Diatech Pharmacogenetics presents two products groups for anti-cancer therapy:
Pyrosequencing technology in pharmacogenetics of anti-EGFR therapy
Pyrosequencing technology in pharmacogenetics of chemo and radio therapy
Prior amplification with end-point detection of the human genomic DNA extracted from the cancer tissue (somatic pharmacogenetics) or from the peripheral blood (germinal pharmacogenetics), genotyping of each single mutation is performed by Pyrosequencing tecnology.
Main characteristics of the Diatech Pharmacogenetics kit on Pyrosequencing ID platform:
- SNPs analysis, insertion and deletion with 99% accuracy.
- Polymorphism and its neighbourhood sequence detection.
- Automated genotyping of up to 96 samples in less that 30 minutes.
- Easy to perform and to interpretate the results.
The products of the lines Anti-EGFR moAb response® and EGFR TKI response® are the only CE-marked IVD kit capable of detecting, by pyrosequencing and in a simple and reliable way, the main mutations of the following genes:
- KRAS (codons 12, 13, 59, 61, 117, 146);
- BRAF (exons 11 e 15);
- NRAS (codons 12, 13, 59, 61, 117, 146);
- EGFR (exons 18, 19, 20, 21).
The kit Anti-EGFR moAb response® and EGFR TKI response® allow you to customize therapy with anti-EGFR monoclonal antibodies (cetuximab and panitumumab) and tyrosine kinase inhibitors (erlotinib and gefitinib), respectively.
In physiological conditions, the isocitrate dehydrogenase IDH1 and IDH2 are involved in many metabolic processes such as lipid synthesis, the cellular defense to oxidative stress, oxidative respiration and signal transduction.
Mutations in the IDH1 gene and, less frequently, the IDH2 gene have been reported in over 75% of the second and third grade gliomas and secondary glioblastomas and other tumors which do not affect the central nervous system : the subtype of acute myeloid leukemia with normal karyotype, thyroid cancer, the tumor cartilage, the intrahepatic cholan – giocarcinoma and occasionally prostate cancer, acute lymphoblastic leukemia of B cells and paraganglioma.
IDH1 and IDH2 mutations are mutually exclusive and are represented by the substitution of a singol amino acid, localized in the active site of the enzyme: the R132 of IDH1, or the analogous residue R172 of IDH2.
IDH mutations are closely associated with methylation of the MGMT promoter and represent a marker as strong as independent favorable prognosis in cases of glioma . All patients with mutated IDH1 or IDH2, in fact, show a higher survival than patients with wild-type IDH . Mutational analysis of IDH1 / 2 is very useful for the differential diagnosis of glioblastomas primary and secondary nutrients, which the histopathological point of view are not distinguishable, but from the clinical point of view represent two distinct subtypes of glioma grade IV, which develop different ways and show different prognoses. Moreover, the presence of IDH1 or IDH2 mutated in astrocytomas disseminated allows to distinguish these from astrocytoma pilocytic gliomas and ependymomas by, that have similar histopathological features.

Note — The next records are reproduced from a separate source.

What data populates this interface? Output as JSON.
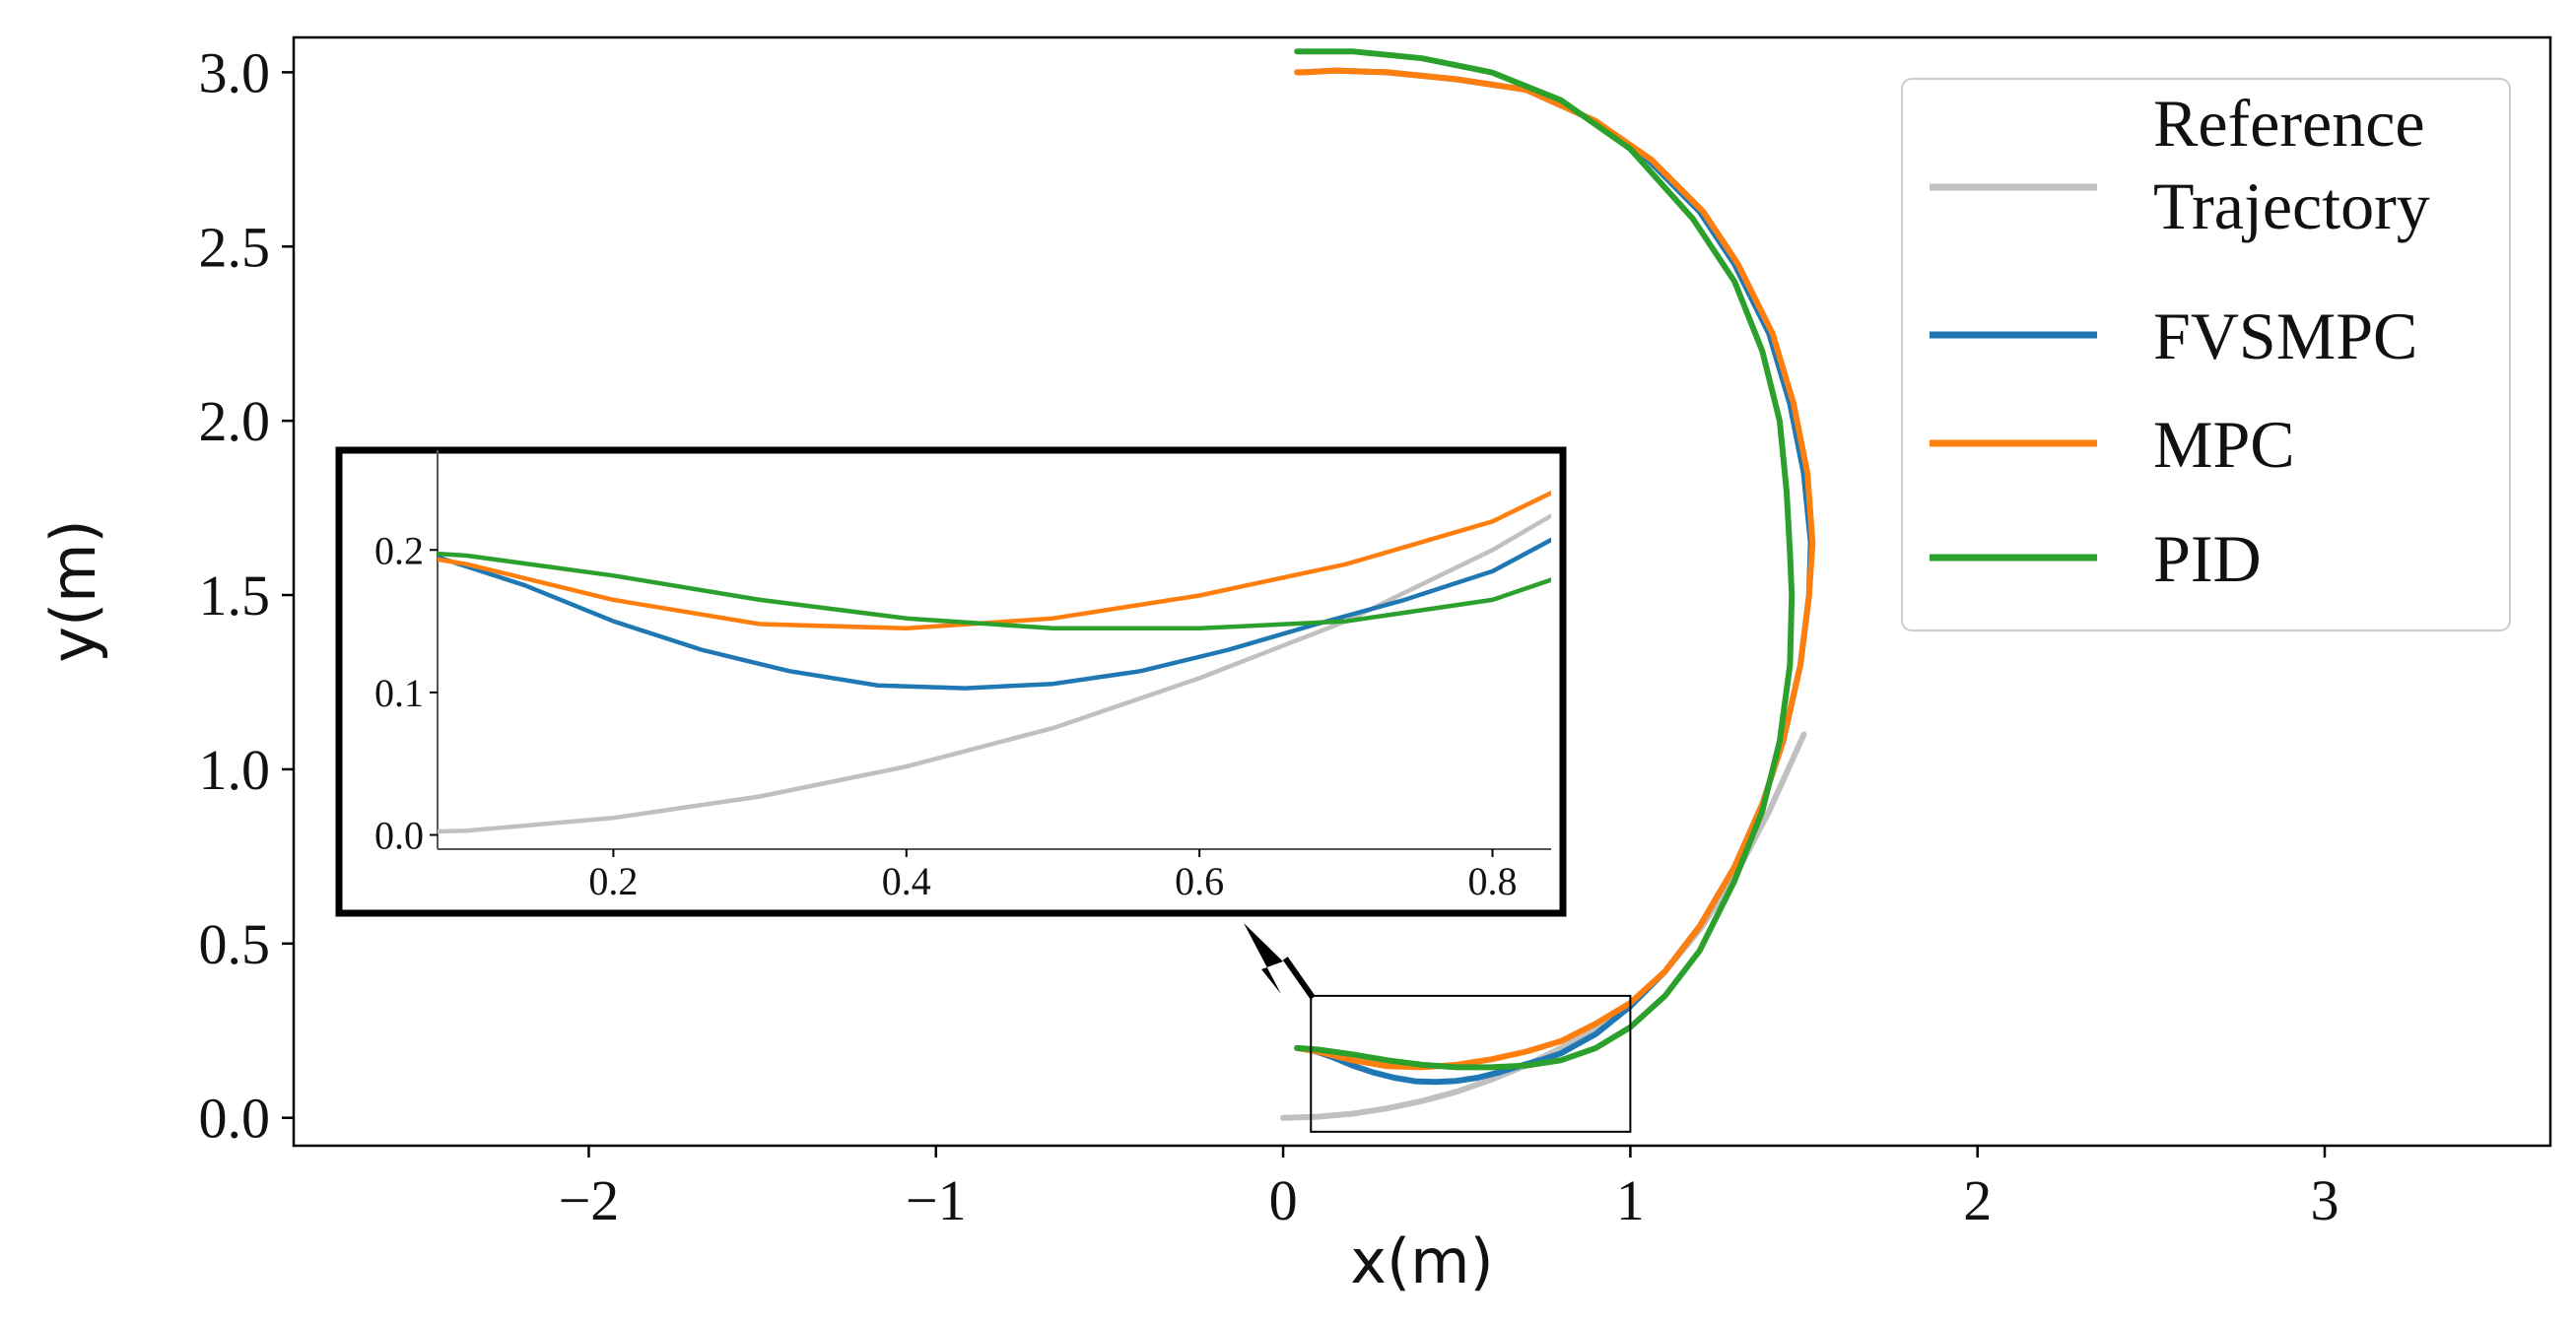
{
  "chart_data": {
    "type": "line",
    "xlabel": "x(m)",
    "ylabel": "y(m)",
    "xlim": [
      -2.85,
      3.65
    ],
    "ylim": [
      -0.08,
      3.1
    ],
    "xticks": [
      -2,
      -1,
      0,
      1,
      2,
      3
    ],
    "xtick_labels": [
      "−2",
      "−1",
      "0",
      "1",
      "2",
      "3"
    ],
    "yticks": [
      0.0,
      0.5,
      1.0,
      1.5,
      2.0,
      2.5,
      3.0
    ],
    "ytick_labels": [
      "0.0",
      "0.5",
      "1.0",
      "1.5",
      "2.0",
      "2.5",
      "3.0"
    ],
    "grid": false,
    "legend_position": "top-right",
    "series": [
      {
        "name": "Reference Trajectory",
        "color": "#c0c0c0",
        "x": [
          0.0,
          0.1,
          0.2,
          0.3,
          0.4,
          0.5,
          0.6,
          0.7,
          0.8,
          0.9,
          1.0,
          1.1,
          1.2,
          1.3,
          1.4,
          1.5
        ],
        "y": [
          0.0,
          0.003,
          0.012,
          0.027,
          0.048,
          0.075,
          0.11,
          0.15,
          0.2,
          0.26,
          0.33,
          0.42,
          0.54,
          0.69,
          0.88,
          1.1
        ]
      },
      {
        "name": "FVSMPC",
        "color": "#1f77b4",
        "x": [
          0.04,
          0.08,
          0.14,
          0.2,
          0.26,
          0.32,
          0.38,
          0.44,
          0.5,
          0.56,
          0.62,
          0.68,
          0.74,
          0.8,
          0.9,
          1.0,
          1.1,
          1.2,
          1.3,
          1.38,
          1.44,
          1.49,
          1.515,
          1.52,
          1.5,
          1.46,
          1.4,
          1.3,
          1.2,
          1.05,
          0.9,
          0.7,
          0.5,
          0.3,
          0.15,
          0.06,
          0.04
        ],
        "y": [
          0.2,
          0.195,
          0.175,
          0.15,
          0.13,
          0.115,
          0.105,
          0.103,
          0.106,
          0.115,
          0.13,
          0.148,
          0.165,
          0.185,
          0.24,
          0.32,
          0.42,
          0.55,
          0.72,
          0.9,
          1.08,
          1.3,
          1.5,
          1.65,
          1.85,
          2.05,
          2.25,
          2.45,
          2.6,
          2.75,
          2.86,
          2.95,
          2.98,
          3.0,
          3.005,
          3.0,
          3.0
        ]
      },
      {
        "name": "MPC",
        "color": "#ff7f0e",
        "x": [
          0.04,
          0.1,
          0.2,
          0.3,
          0.4,
          0.5,
          0.6,
          0.7,
          0.8,
          0.9,
          1.0,
          1.1,
          1.2,
          1.3,
          1.38,
          1.44,
          1.49,
          1.515,
          1.525,
          1.51,
          1.47,
          1.41,
          1.31,
          1.21,
          1.06,
          0.9,
          0.7,
          0.5,
          0.3,
          0.15,
          0.06,
          0.04
        ],
        "y": [
          0.2,
          0.19,
          0.165,
          0.148,
          0.145,
          0.152,
          0.168,
          0.19,
          0.22,
          0.27,
          0.33,
          0.42,
          0.55,
          0.72,
          0.9,
          1.08,
          1.3,
          1.5,
          1.65,
          1.85,
          2.05,
          2.25,
          2.45,
          2.6,
          2.75,
          2.86,
          2.95,
          2.98,
          3.0,
          3.005,
          3.0,
          3.0
        ]
      },
      {
        "name": "PID",
        "color": "#2ca02c",
        "x": [
          0.04,
          0.1,
          0.2,
          0.3,
          0.4,
          0.5,
          0.6,
          0.7,
          0.8,
          0.9,
          1.0,
          1.1,
          1.2,
          1.3,
          1.38,
          1.43,
          1.46,
          1.465,
          1.46,
          1.45,
          1.43,
          1.38,
          1.3,
          1.18,
          1.0,
          0.8,
          0.6,
          0.4,
          0.2,
          0.05,
          0.04
        ],
        "y": [
          0.2,
          0.196,
          0.182,
          0.165,
          0.152,
          0.145,
          0.145,
          0.15,
          0.165,
          0.2,
          0.26,
          0.35,
          0.48,
          0.68,
          0.88,
          1.08,
          1.3,
          1.5,
          1.62,
          1.8,
          2.0,
          2.2,
          2.4,
          2.58,
          2.78,
          2.92,
          3.0,
          3.04,
          3.06,
          3.06,
          3.06
        ]
      }
    ],
    "inset": {
      "source_box_x": [
        0.08,
        1.0
      ],
      "source_box_y": [
        -0.04,
        0.35
      ],
      "xlim": [
        0.08,
        0.84
      ],
      "ylim": [
        -0.01,
        0.27
      ],
      "xticks": [
        0.2,
        0.4,
        0.6,
        0.8
      ],
      "xtick_labels": [
        "0.2",
        "0.4",
        "0.6",
        "0.8"
      ],
      "yticks": [
        0.0,
        0.1,
        0.2
      ],
      "ytick_labels": [
        "0.0",
        "0.1",
        "0.2"
      ]
    },
    "legend": [
      {
        "label_lines": [
          "Reference",
          "Trajectory"
        ],
        "color": "#c0c0c0"
      },
      {
        "label_lines": [
          "FVSMPC"
        ],
        "color": "#1f77b4"
      },
      {
        "label_lines": [
          "MPC"
        ],
        "color": "#ff7f0e"
      },
      {
        "label_lines": [
          "PID"
        ],
        "color": "#2ca02c"
      }
    ]
  }
}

The kit ” IDH 1/2 ® status ” allows you to identify, using Pyrosequencing, the main somatic mutations of the gene IDH1: R132H, R132L, R132C, R132G , R132S, and gene IDH2 : R172M,R172T,R172K,R172W,R172G,R172S.
The combined use of the kit IDH 1/2 status (code UP045 ) for mutational analysis of IDH1 and IDH2 and the kit MGMT plus (code UP050 ) for the analysis of the degree of methylation of MGMT allows to obtain important information on the diagnosis and prognosis of glioma.
The kit MGMT plus® allows to evaluate by pyrosequencing the methylation status of the MGMT promoter, which is an important predictor of response to temozolomide for the glioblastoma.
The quantitative analysis of the % of methylation of each of the ten islands in the region CpGlocalizzate chr10: 131,265,507-131, 265.556, made possible by the kit, is a valid aid to the personalized therapy of glioblastoma with alkylating agents.
The kit MGMT plus® is the first kit is used to measure methylation of MGMT containing all of the reagents for the treatment of DNA with bisulfite and two positive controls respectively constituted by methylated DNA and not for the monitoring of the analytical procedure starting from the conversion.